If You Wouldn't Read It, Then Why Would Your Subscribers?

Tell me about the last time you opened a magazine and the images weren’t properly formatted and the text didn’t align or make sense. Would you attempt to read the article? Or would you just throw the magazine away? I would probably trash it, and my hunch is you would as well.

So when designing your emails, why would you not keep the same high standards? If you don’t want to be compared to or treated like a cheap magazine then you need to step up your game. Did you know the same email could appear very differently across various email clients? As a result, the device your subscribers are viewing your messages on can drastically change their experience, and a poor experience equals less engagement/revenue etc. for you.
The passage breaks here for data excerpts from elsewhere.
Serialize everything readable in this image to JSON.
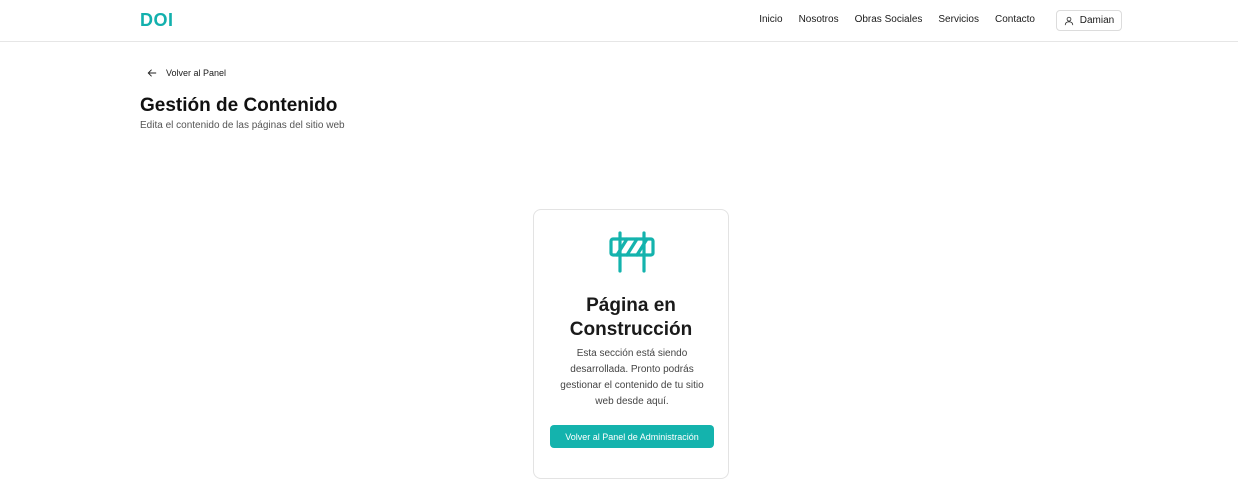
{
  "header": {
    "logo": "DOI",
    "nav": [
      "Inicio",
      "Nosotros",
      "Obras Sociales",
      "Servicios",
      "Contacto"
    ],
    "user_name": "Damian",
    "user_icon": "user-icon"
  },
  "back_link": {
    "label": "Volver al Panel",
    "icon": "arrow-left-icon"
  },
  "page": {
    "title": "Gestión de Contenido",
    "subtitle": "Edita el contenido de las páginas del sitio web"
  },
  "card": {
    "icon": "construction-barrier-icon",
    "title_line1": "Página en",
    "title_line2": "Construcción",
    "text": "Esta sección está siendo desarrollada. Pronto podrás gestionar el contenido de tu sitio web desde aquí.",
    "button_label": "Volver al Panel de Administración"
  },
  "colors": {
    "accent": "#14b3ad",
    "logo": "#12b0ad"
  }
}
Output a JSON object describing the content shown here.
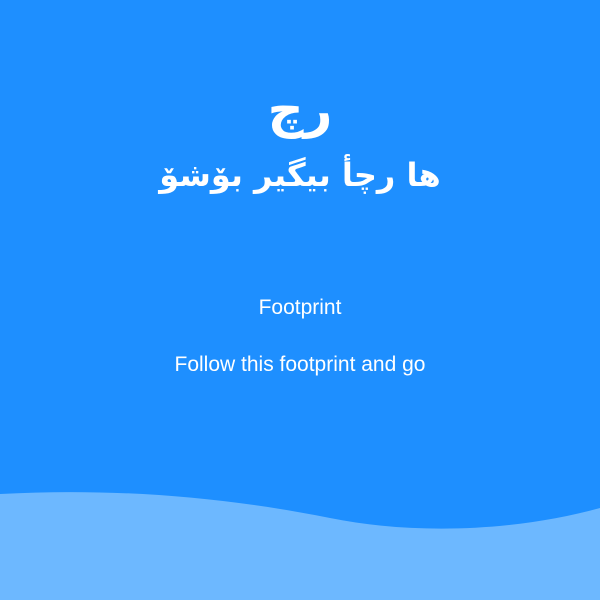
{
  "app": {
    "logo_text": "رچ",
    "name": "ها رچأ بیگیر بۆشۆ"
  },
  "onboarding": {
    "title": "Footprint",
    "description": "Follow this footprint and go"
  },
  "colors": {
    "background": "#1E8FFF",
    "wave": "#6DB8FF",
    "text": "#FFFFFF"
  }
}
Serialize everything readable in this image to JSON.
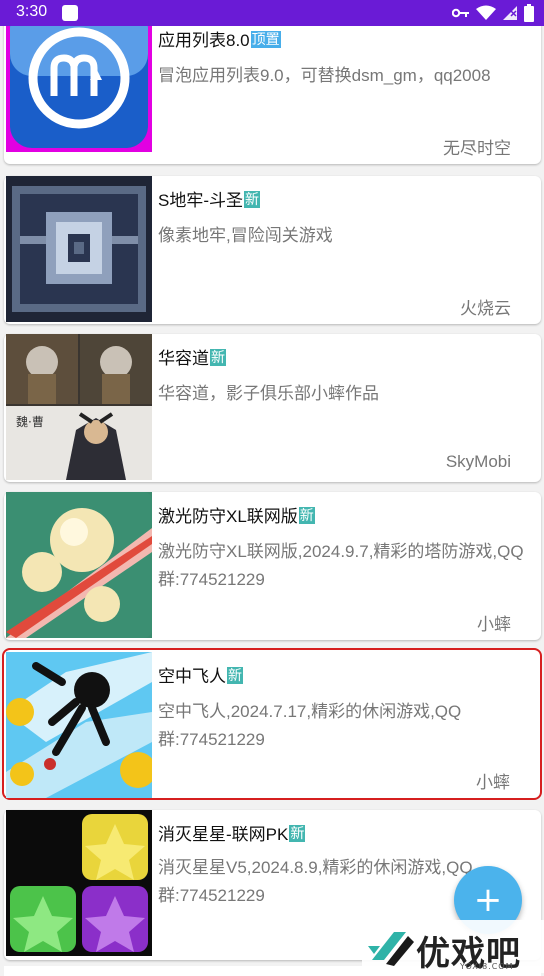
{
  "status_bar": {
    "time": "3:30",
    "icons": [
      "notification-icon",
      "key-icon",
      "wifi-icon",
      "no-sim-icon",
      "battery-icon"
    ]
  },
  "apps": [
    {
      "title": "应用列表8.0",
      "badge": "顶置",
      "badge_type": "pin",
      "desc": "冒泡应用列表9.0，可替换dsm_gm，qq2008",
      "author": "无尽时空"
    },
    {
      "title": "S地牢-斗圣",
      "badge": "新",
      "badge_type": "new",
      "desc": "像素地牢,冒险闯关游戏",
      "author": "火烧云"
    },
    {
      "title": "华容道",
      "badge": "新",
      "badge_type": "new",
      "desc": "华容道，影子俱乐部小蟀作品",
      "author": "SkyMobi"
    },
    {
      "title": "激光防守XL联网版",
      "badge": "新",
      "badge_type": "new",
      "desc": "激光防守XL联网版,2024.9.7,精彩的塔防游戏,QQ群:774521229",
      "author": "小蟀"
    },
    {
      "title": "空中飞人",
      "badge": "新",
      "badge_type": "new",
      "desc": "空中飞人,2024.7.17,精彩的休闲游戏,QQ群:774521229",
      "author": "小蟀"
    },
    {
      "title": "消灭星星-联网PK",
      "badge": "新",
      "badge_type": "new",
      "desc": "消灭星星V5,2024.8.9,精彩的休闲游戏,QQ群:774521229",
      "author": ""
    }
  ],
  "fab": {
    "label": "+"
  },
  "watermark": {
    "text": "优戏吧",
    "url": "YOXI8.COM"
  }
}
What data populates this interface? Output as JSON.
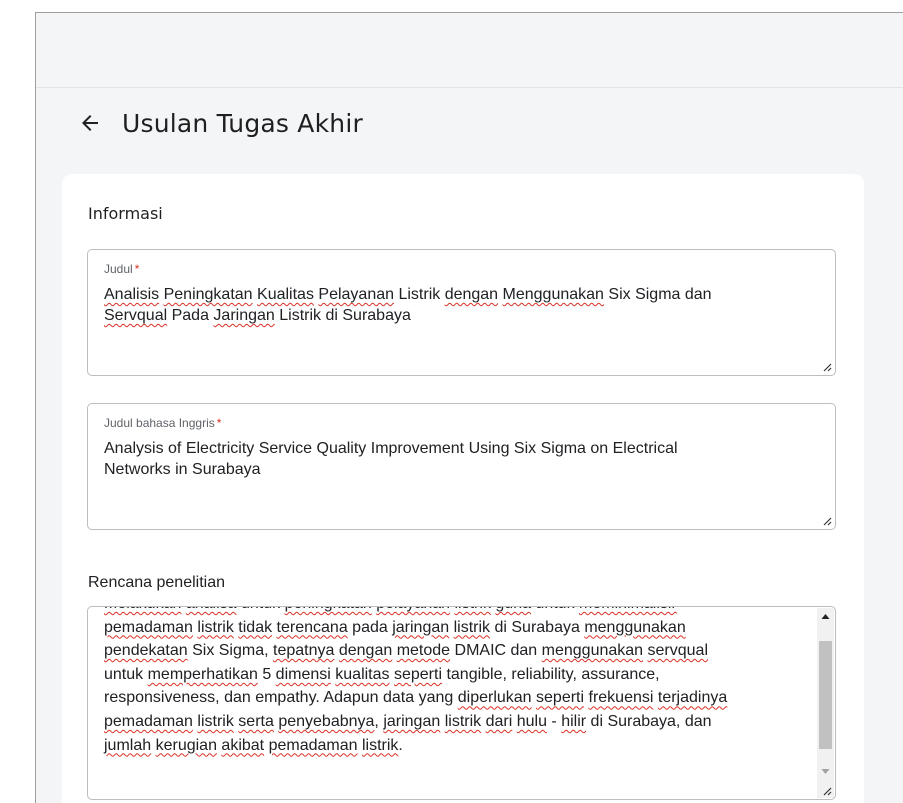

Let’s look at mobile devices. Mobile opens account for 54 percent of all opens. That’s up 133 percent from 2011! Not only are more people viewing their emails on phones, they’re also spending less time doing so–opting to skim instead. So what does this mean?

It means it’s time to start optimizing renderings by device or email client type. In the below example, Outlook (desktop) is flawless, allowing subscribers to see all sales as well as the “call to action.” On the mobile device, however, subscribers are required to scroll and scroll and scroll (….and scroll) to reach the end. The content is not properly aligned and the overall email is exhausting.


So now what? Well, step one is to know how your creatives are rendering at all mailbox providers and on all devices. Upload creatives to Inbox Preview and check out the overall feel. Inbox Preview has 40+ email renders available so you can be sure you’re getting your message across properly everywhere. Then, based on your findings, make corrections and check again. You can also check HTML issues and whether your email will potentially flag any spam filters. By the time you’re finished, you have a fully optimized, open generating, revenue creating email campaign.

To recap, no one wants to read an incorrectly formatted magazine–and people feel the same way about email. Test, optimize, re-test, send, and then cash-in.